BF wasn't sure about R & S. But said he would still consider them after we looked at a few more couples.
I wish I'd kept my wish list.
We got 5 profiles and took them back to his house to look at. We read through each of them, looked at the pictures and it came down to 2 couples. I don't know why he didn't want the one I wanted most, but I said I could decide between R & S and that couple. They were cute, and young, and fun. The other couple didn't seem ready to me, or at least, didn't seem as if they were the right ones for our baby. We argued a little and then I gave in and said we would choose between R & S, and the other couple that I didn't feel right about at all.
A month passed... and i was getting more than restless. I was babysitting for one of my old Young Women's leaders when I got a call from my mom. She said that Susan told her that R & S had been offered a baby. That there was a girl, with a baby that was a couple months old, that wanted to place. I felt so bad at that moment, not only for me, but for that girl. That she tried to parent and decided to place, months after, how hard would that be for her to do? How hard for her to do that, and I hope she is OK. Then I thought, "Oh no! They can't take it.
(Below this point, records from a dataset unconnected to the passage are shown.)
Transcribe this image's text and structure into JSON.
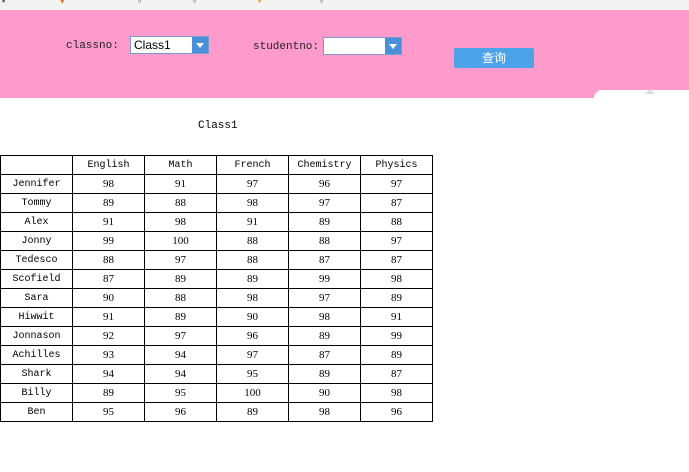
{
  "filters": {
    "classno_label": "classno:",
    "classno_value": "Class1",
    "studentno_label": "studentno:",
    "studentno_value": "",
    "query_label": "查询"
  },
  "table": {
    "caption": "Class1",
    "columns": [
      "",
      "English",
      "Math",
      "French",
      "Chemistry",
      "Physics"
    ],
    "rows": [
      [
        "Jennifer",
        "98",
        "91",
        "97",
        "96",
        "97"
      ],
      [
        "Tommy",
        "89",
        "88",
        "98",
        "97",
        "87"
      ],
      [
        "Alex",
        "91",
        "98",
        "91",
        "89",
        "88"
      ],
      [
        "Jonny",
        "99",
        "100",
        "88",
        "88",
        "97"
      ],
      [
        "Tedesco",
        "88",
        "97",
        "88",
        "87",
        "87"
      ],
      [
        "Scofield",
        "87",
        "89",
        "89",
        "99",
        "98"
      ],
      [
        "Sara",
        "90",
        "88",
        "98",
        "97",
        "89"
      ],
      [
        "Hiwwit",
        "91",
        "89",
        "90",
        "98",
        "91"
      ],
      [
        "Jonnason",
        "92",
        "97",
        "96",
        "89",
        "99"
      ],
      [
        "Achilles",
        "93",
        "94",
        "97",
        "87",
        "89"
      ],
      [
        "Shark",
        "94",
        "94",
        "95",
        "89",
        "87"
      ],
      [
        "Billy",
        "89",
        "95",
        "100",
        "90",
        "98"
      ],
      [
        "Ben",
        "95",
        "96",
        "89",
        "98",
        "96"
      ]
    ]
  }
}
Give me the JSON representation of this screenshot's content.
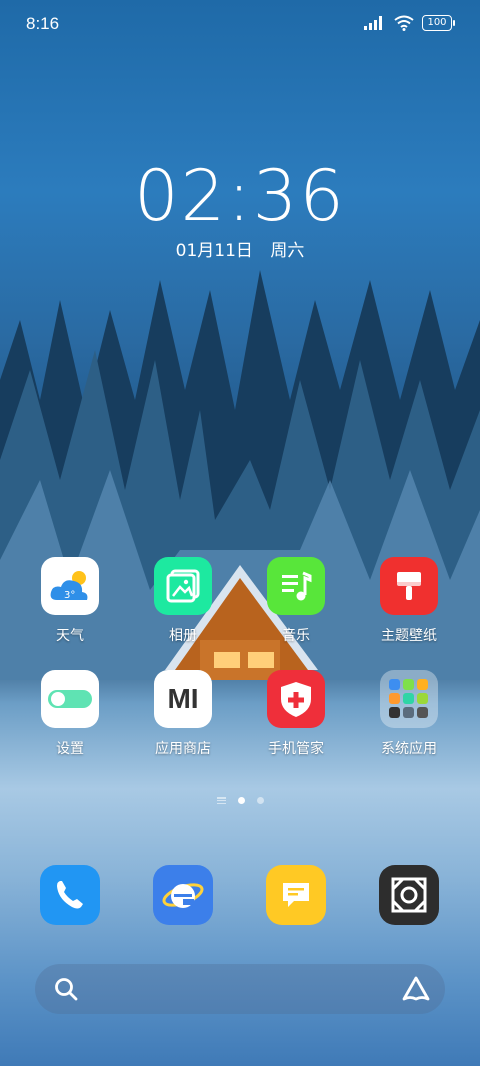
{
  "status": {
    "time": "8:16",
    "battery": "100"
  },
  "clock": {
    "time": "02:36",
    "date": "01月11日",
    "weekday": "周六"
  },
  "apps": [
    {
      "label": "天气",
      "icon": "weather-icon",
      "temp": "3°"
    },
    {
      "label": "相册",
      "icon": "gallery-icon"
    },
    {
      "label": "音乐",
      "icon": "music-icon"
    },
    {
      "label": "主题壁纸",
      "icon": "theme-icon"
    },
    {
      "label": "设置",
      "icon": "settings-toggle-icon"
    },
    {
      "label": "应用商店",
      "icon": "mi-store-icon",
      "icon_text": "MI"
    },
    {
      "label": "手机管家",
      "icon": "security-shield-icon"
    },
    {
      "label": "系统应用",
      "icon": "folder-icon"
    }
  ],
  "dock": [
    {
      "icon": "phone-icon"
    },
    {
      "icon": "browser-icon"
    },
    {
      "icon": "messages-icon"
    },
    {
      "icon": "camera-icon"
    }
  ],
  "colors": {
    "weather": "#ffffff",
    "gallery": "#1de9a0",
    "music": "#58e63a",
    "theme": "#f0302f",
    "settings": "#ffffff",
    "store": "#ffffff",
    "security": "#ef2f3a",
    "phone": "#2196f3",
    "browser": "#3c7fea",
    "messages": "#ffc924",
    "camera": "#2d2d2d"
  }
}
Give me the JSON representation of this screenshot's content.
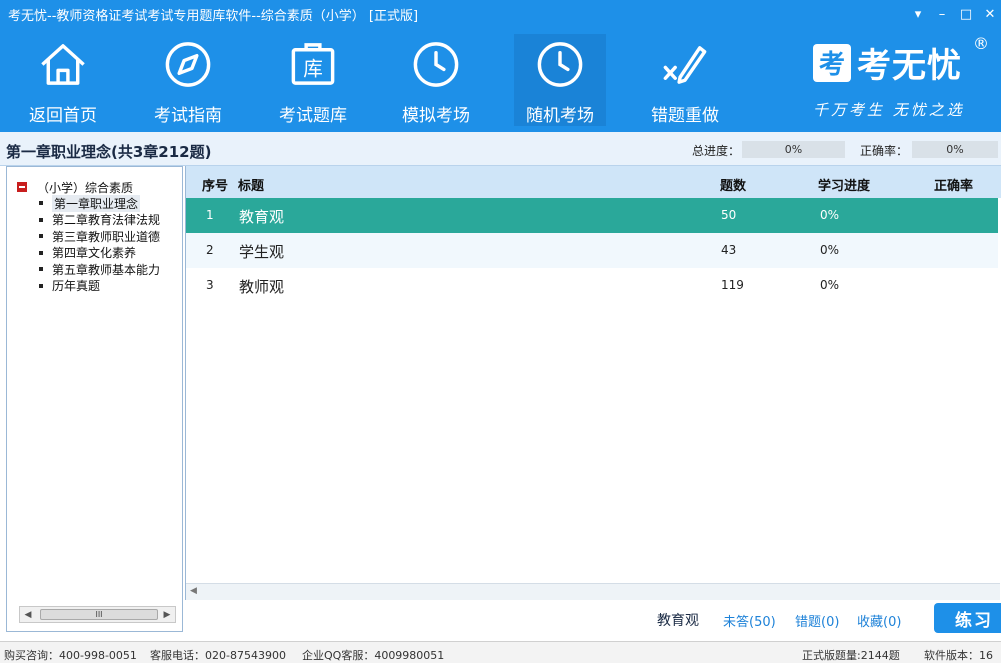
{
  "window": {
    "title": "考无忧--教师资格证考试考试专用题库软件--综合素质（小学） [正式版]",
    "controls": [
      "▾",
      "–",
      "□",
      "✕"
    ]
  },
  "toolbar": {
    "items": [
      {
        "label": "返回首页",
        "icon": "home-icon"
      },
      {
        "label": "考试指南",
        "icon": "compass-icon"
      },
      {
        "label": "考试题库",
        "icon": "library-icon",
        "icon_text": "库"
      },
      {
        "label": "模拟考场",
        "icon": "clock-icon"
      },
      {
        "label": "随机考场",
        "icon": "clock-icon"
      },
      {
        "label": "错题重做",
        "icon": "check-pen-icon"
      }
    ],
    "active_index": 4
  },
  "brand": {
    "mark": "考",
    "name": "考无忧",
    "registered": "®",
    "slogan": "千万考生  无忧之选"
  },
  "chapter_bar": {
    "title": "第一章职业理念(共3章212题)",
    "total_progress_label": "总进度：",
    "total_progress_value": "0%",
    "accuracy_label": "正确率：",
    "accuracy_value": "0%"
  },
  "tree": {
    "root": "（小学）综合素质",
    "items": [
      {
        "label": "第一章职业理念",
        "selected": true
      },
      {
        "label": "第二章教育法律法规",
        "selected": false
      },
      {
        "label": "第三章教师职业道德",
        "selected": false
      },
      {
        "label": "第四章文化素养",
        "selected": false
      },
      {
        "label": "第五章教师基本能力",
        "selected": false
      },
      {
        "label": "历年真题",
        "selected": false
      }
    ],
    "scroll_thumb": "III"
  },
  "table": {
    "headers": {
      "no": "序号",
      "title": "标题",
      "count": "题数",
      "progress": "学习进度",
      "accuracy": "正确率"
    },
    "rows": [
      {
        "no": "1",
        "title": "教育观",
        "count": "50",
        "progress": "0%",
        "selected": true
      },
      {
        "no": "2",
        "title": "学生观",
        "count": "43",
        "progress": "0%",
        "selected": false
      },
      {
        "no": "3",
        "title": "教师观",
        "count": "119",
        "progress": "0%",
        "selected": false
      }
    ]
  },
  "actions": {
    "current": "教育观",
    "unanswered": "未答(50)",
    "wrong": "错题(0)",
    "favorites": "收藏(0)",
    "practice": "练习"
  },
  "status": {
    "purchase": "购买咨询：400-998-0051",
    "phone": "客服电话：020-87543900",
    "qq": "企业QQ客服：4009980051",
    "total": "正式版题量:2144题",
    "version": "软件版本：16"
  },
  "colors": {
    "primary": "#1e90e8",
    "selected_row": "#2aa89a",
    "link": "#1e82d8"
  }
}
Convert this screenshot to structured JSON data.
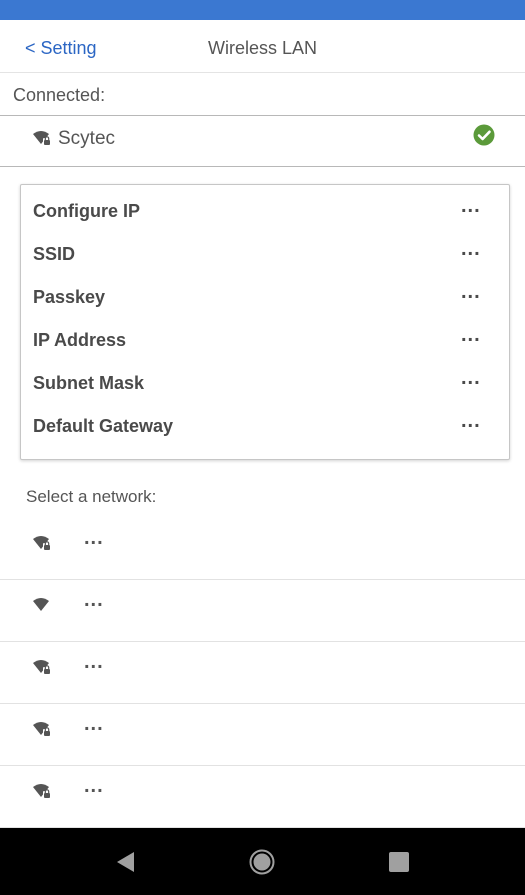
{
  "status_bar": {
    "color": "#3b78d1"
  },
  "header": {
    "back_label": "< Setting",
    "title": "Wireless LAN"
  },
  "connected": {
    "section_label": "Connected:",
    "network_name": "Scytec",
    "status_icon": "check-circle-icon",
    "status_color": "#5b9a3a"
  },
  "info_card": {
    "rows": [
      {
        "label": "Configure IP",
        "value": "..."
      },
      {
        "label": "SSID",
        "value": "..."
      },
      {
        "label": "Passkey",
        "value": "..."
      },
      {
        "label": "IP Address",
        "value": "..."
      },
      {
        "label": "Subnet Mask",
        "value": "..."
      },
      {
        "label": "Default Gateway",
        "value": "..."
      }
    ]
  },
  "networks": {
    "section_label": "Select a network:",
    "items": [
      {
        "name": "...",
        "icon": "wifi-lock-icon"
      },
      {
        "name": "...",
        "icon": "wifi-icon"
      },
      {
        "name": "...",
        "icon": "wifi-lock-icon"
      },
      {
        "name": "...",
        "icon": "wifi-lock-icon"
      },
      {
        "name": "...",
        "icon": "wifi-lock-icon"
      }
    ]
  },
  "nav_bar": {
    "buttons": [
      "back-icon",
      "home-icon",
      "recents-icon"
    ]
  }
}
They are supposed to be HIS parents, not that babies."
Did I talk to R & S, or Susan? I don't remember. I know that they were going to go to the temple so that they could have a better place to ponder and decide what they were going to do.
At that time, I knew that they were the right couple, and that I wanted them to adopt my buddy. I also knew that I told A and them that they were IT. But the BF still wouldn't say yes or no. I was sick, and sacred. I paced back and forth in their kitchen/dining room, praying and hoping that they wouldn't take this baby, and how awful that made me feel. I was hoping that this other girl wouldn't have them... how awful. I just wanted them to be his parents. I just wanted BF to make up his mind, or to tell me no or WHATEVER. I wanted to do what was best for this baby, not for me or anyone else.
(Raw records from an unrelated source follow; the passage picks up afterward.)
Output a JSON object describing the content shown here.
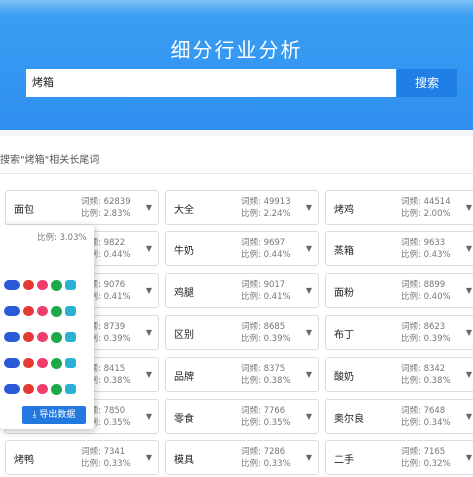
{
  "header": {
    "title": "细分行业分析",
    "search_value": "烤箱",
    "search_button": "搜索"
  },
  "section": {
    "subtitle": "搜索\"烤箱\"相关长尾词"
  },
  "cards": [
    {
      "keyword": "面包",
      "freq": "词频: 62839",
      "ratio": "比例: 2.83%"
    },
    {
      "keyword": "大全",
      "freq": "词频: 49913",
      "ratio": "比例: 2.24%"
    },
    {
      "keyword": "烤鸡",
      "freq": "词频: 44514",
      "ratio": "比例: 2.00%"
    },
    {
      "keyword": "",
      "freq": "词频: 9822",
      "ratio": "比例: 0.44%"
    },
    {
      "keyword": "牛奶",
      "freq": "词频: 9697",
      "ratio": "比例: 0.44%"
    },
    {
      "keyword": "蒸箱",
      "freq": "词频: 9633",
      "ratio": "比例: 0.43%"
    },
    {
      "keyword": "",
      "freq": "词频: 9076",
      "ratio": "比例: 0.41%"
    },
    {
      "keyword": "鸡腿",
      "freq": "词频: 9017",
      "ratio": "比例: 0.41%"
    },
    {
      "keyword": "面粉",
      "freq": "词频: 8899",
      "ratio": "比例: 0.40%"
    },
    {
      "keyword": "",
      "freq": "词频: 8739",
      "ratio": "比例: 0.39%"
    },
    {
      "keyword": "区别",
      "freq": "词频: 8685",
      "ratio": "比例: 0.39%"
    },
    {
      "keyword": "布丁",
      "freq": "词频: 8623",
      "ratio": "比例: 0.39%"
    },
    {
      "keyword": "",
      "freq": "词频: 8415",
      "ratio": "比例: 0.38%"
    },
    {
      "keyword": "品牌",
      "freq": "词频: 8375",
      "ratio": "比例: 0.38%"
    },
    {
      "keyword": "酸奶",
      "freq": "词频: 8342",
      "ratio": "比例: 0.38%"
    },
    {
      "keyword": "",
      "freq": "词频: 7850",
      "ratio": "比例: 0.35%"
    },
    {
      "keyword": "零食",
      "freq": "词频: 7766",
      "ratio": "比例: 0.35%"
    },
    {
      "keyword": "奥尔良",
      "freq": "词频: 7648",
      "ratio": "比例: 0.34%"
    },
    {
      "keyword": "烤鸭",
      "freq": "词频: 7341",
      "ratio": "比例: 0.33%"
    },
    {
      "keyword": "模具",
      "freq": "词频: 7286",
      "ratio": "比例: 0.33%"
    },
    {
      "keyword": "二手",
      "freq": "词频: 7165",
      "ratio": "比例: 0.32%"
    }
  ],
  "popup": {
    "ratio": "比例: 3.03%",
    "export_label": "导出数据",
    "icons": [
      "baidu-icon",
      "weibo-icon",
      "taobao-icon",
      "wechat-icon",
      "zhihu-icon"
    ]
  },
  "colors": {
    "header_blue": "#2f8ff0",
    "button_blue": "#1f7fe6"
  }
}
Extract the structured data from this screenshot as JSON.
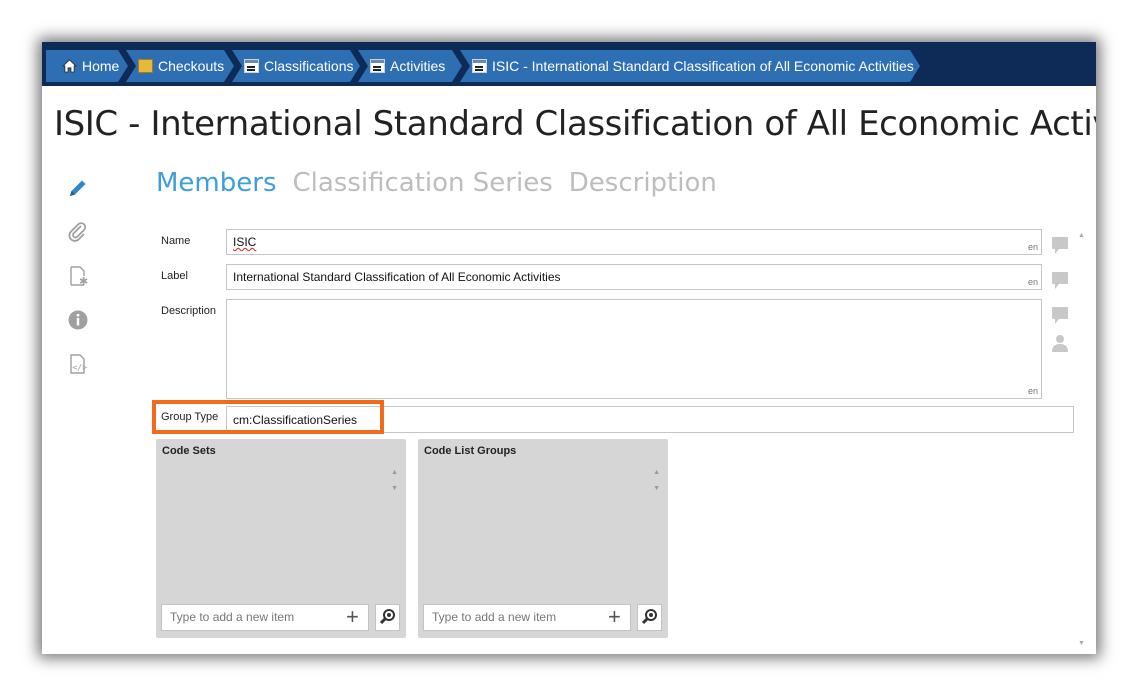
{
  "breadcrumb": [
    {
      "label": "Home",
      "icon": "home-icon"
    },
    {
      "label": "Checkouts",
      "icon": "folder-icon"
    },
    {
      "label": "Classifications",
      "icon": "document-icon"
    },
    {
      "label": "Activities",
      "icon": "document-icon"
    },
    {
      "label": "ISIC - International Standard Classification of All Economic Activities",
      "icon": "document-icon"
    }
  ],
  "page": {
    "title": "ISIC - International Standard Classification of All Economic Activities"
  },
  "tabs": [
    {
      "label": "Members",
      "active": true
    },
    {
      "label": "Classification Series",
      "active": false
    },
    {
      "label": "Description",
      "active": false
    }
  ],
  "form": {
    "name": {
      "label": "Name",
      "value": "ISIC",
      "lang": "en"
    },
    "label": {
      "label": "Label",
      "value": "International Standard Classification of All Economic Activities",
      "lang": "en"
    },
    "description": {
      "label": "Description",
      "value": "",
      "lang": "en"
    },
    "group_type": {
      "label": "Group Type",
      "value": "cm:ClassificationSeries"
    }
  },
  "panels": {
    "code_sets": {
      "title": "Code Sets",
      "placeholder": "Type to add a new item"
    },
    "code_list_groups": {
      "title": "Code List Groups",
      "placeholder": "Type to add a new item"
    }
  },
  "colors": {
    "topbar": "#0e2a57",
    "crumb": "#2e6fb3",
    "active_tab": "#3e9ed8",
    "highlight": "#f26b1d"
  }
}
It got to the point, that the decision needed to be made. My due date was October 16, and we were already into August. . .
September 4, 2003
" Today we have an appointment with Sandy. Last night I made a baby announcement to send to the family that I feel is supposed to have this baby. i also will send a picture of BF and I. I personally and truly feel R & S are supposed to get this little boy. And i also know today is the day we need to send the announcement to one of these families. It HAS TO BE TODAY!!!"
I told BF before our meeting that he either decides tonight or I am parenting...
September 6, 2003
"Yesterday was my birthday. Big Yahoo - not really. I chilled most of the day, amazed because I couldn't believe how I could have made it this far. We went and mailed the baby announcement to R & S!!!!!!!!!!!!!!! It was quite an experience - and i was totally afraid, nervous, hurt, and excited. It was a really big decision and BF was willing to let me go with R & S. We fought and cried for hours... he got me lotion and a DVD & CD... real personal I know."
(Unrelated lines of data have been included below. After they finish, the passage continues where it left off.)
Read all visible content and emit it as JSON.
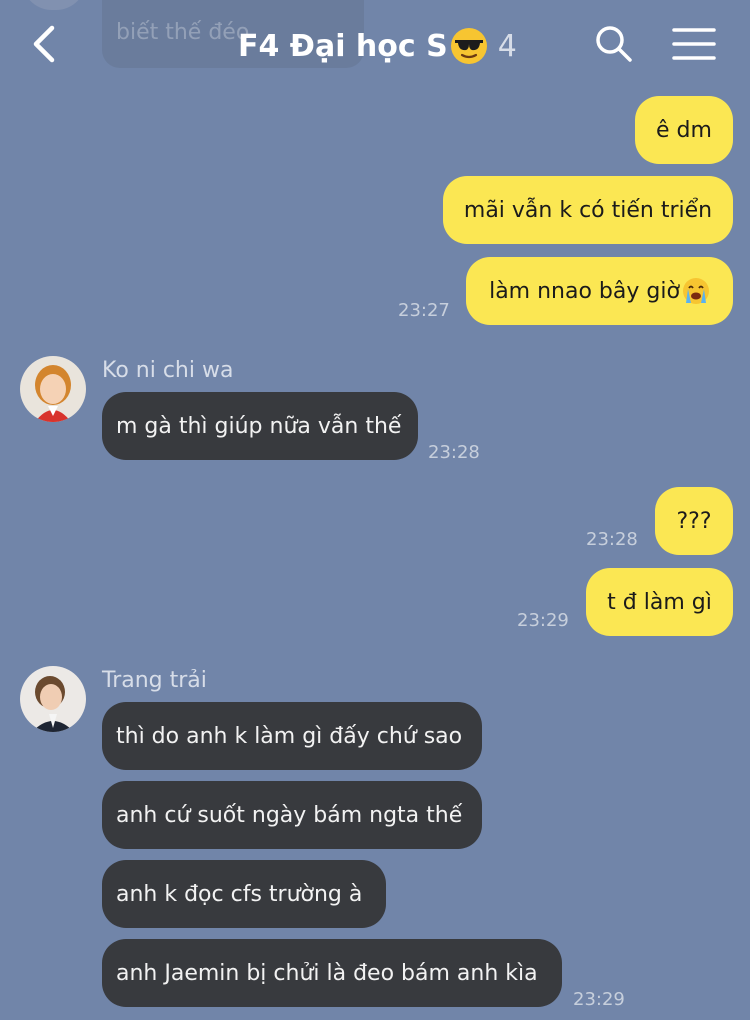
{
  "header": {
    "title": "F4 Đại học S",
    "member_count": "4",
    "faded_preview": "biết thế đéo"
  },
  "messages": [
    {
      "text": "ê dm"
    },
    {
      "text": "mãi vẫn k có tiến triển"
    },
    {
      "text": "làm nnao bây giờ",
      "time": "23:27"
    },
    {
      "sender": "Ko ni chi wa",
      "text": "m gà thì giúp nữa vẫn thế",
      "time": "23:28"
    },
    {
      "text": "???",
      "time": "23:28"
    },
    {
      "text": "t đ làm gì",
      "time": "23:29"
    },
    {
      "sender": "Trang trải",
      "text": "thì do anh k làm gì đấy chứ sao"
    },
    {
      "text": "anh cứ suốt ngày bám ngta thế"
    },
    {
      "text": "anh k đọc cfs trường à"
    },
    {
      "text": "anh Jaemin bị chửi là đeo bám anh kìa",
      "time": "23:29"
    }
  ],
  "icons": {
    "back": "chevron-left-icon",
    "search": "search-icon",
    "menu": "hamburger-menu-icon",
    "title_emoji": "sunglasses-emoji",
    "crying_emoji": "crying-face-emoji"
  },
  "colors": {
    "background": "#7185a9",
    "outgoing_bubble": "#fbe753",
    "incoming_bubble": "#383a3e"
  }
}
On September 5 I got to call S and tell her that I wanted her to be this babies mom. I called from my Leenies house. S didn't answer at first, I think she called back or I called again. She had just sent her class out for Recess(yes she was a teacher, what I hoped I would be). I told her I wanted her to be this little boys mom, and that I wanted R to be his dad(correct me S). I cried, and I'm pretty sure she did too:). I said I'd let her go so she could call R and tell him. It was awesome.
You see, R & S and I had talked on the phone a couple times, I wonder if they even talked to me when they had been offered that other baby. So calling them wasn't weird. At the time I placed though, you weren't supposed to have contact with the couple until after 6 months. Then it was up to you. I'll post about all that later.
Getting off that phone, i felt as if I'd been punched in the heart. I still felt that they were the right couple, that I was supposed to place this baby. But I also knew that I loved this little boy more than life its self. And it was the first sign that this was going to be REALLY hard.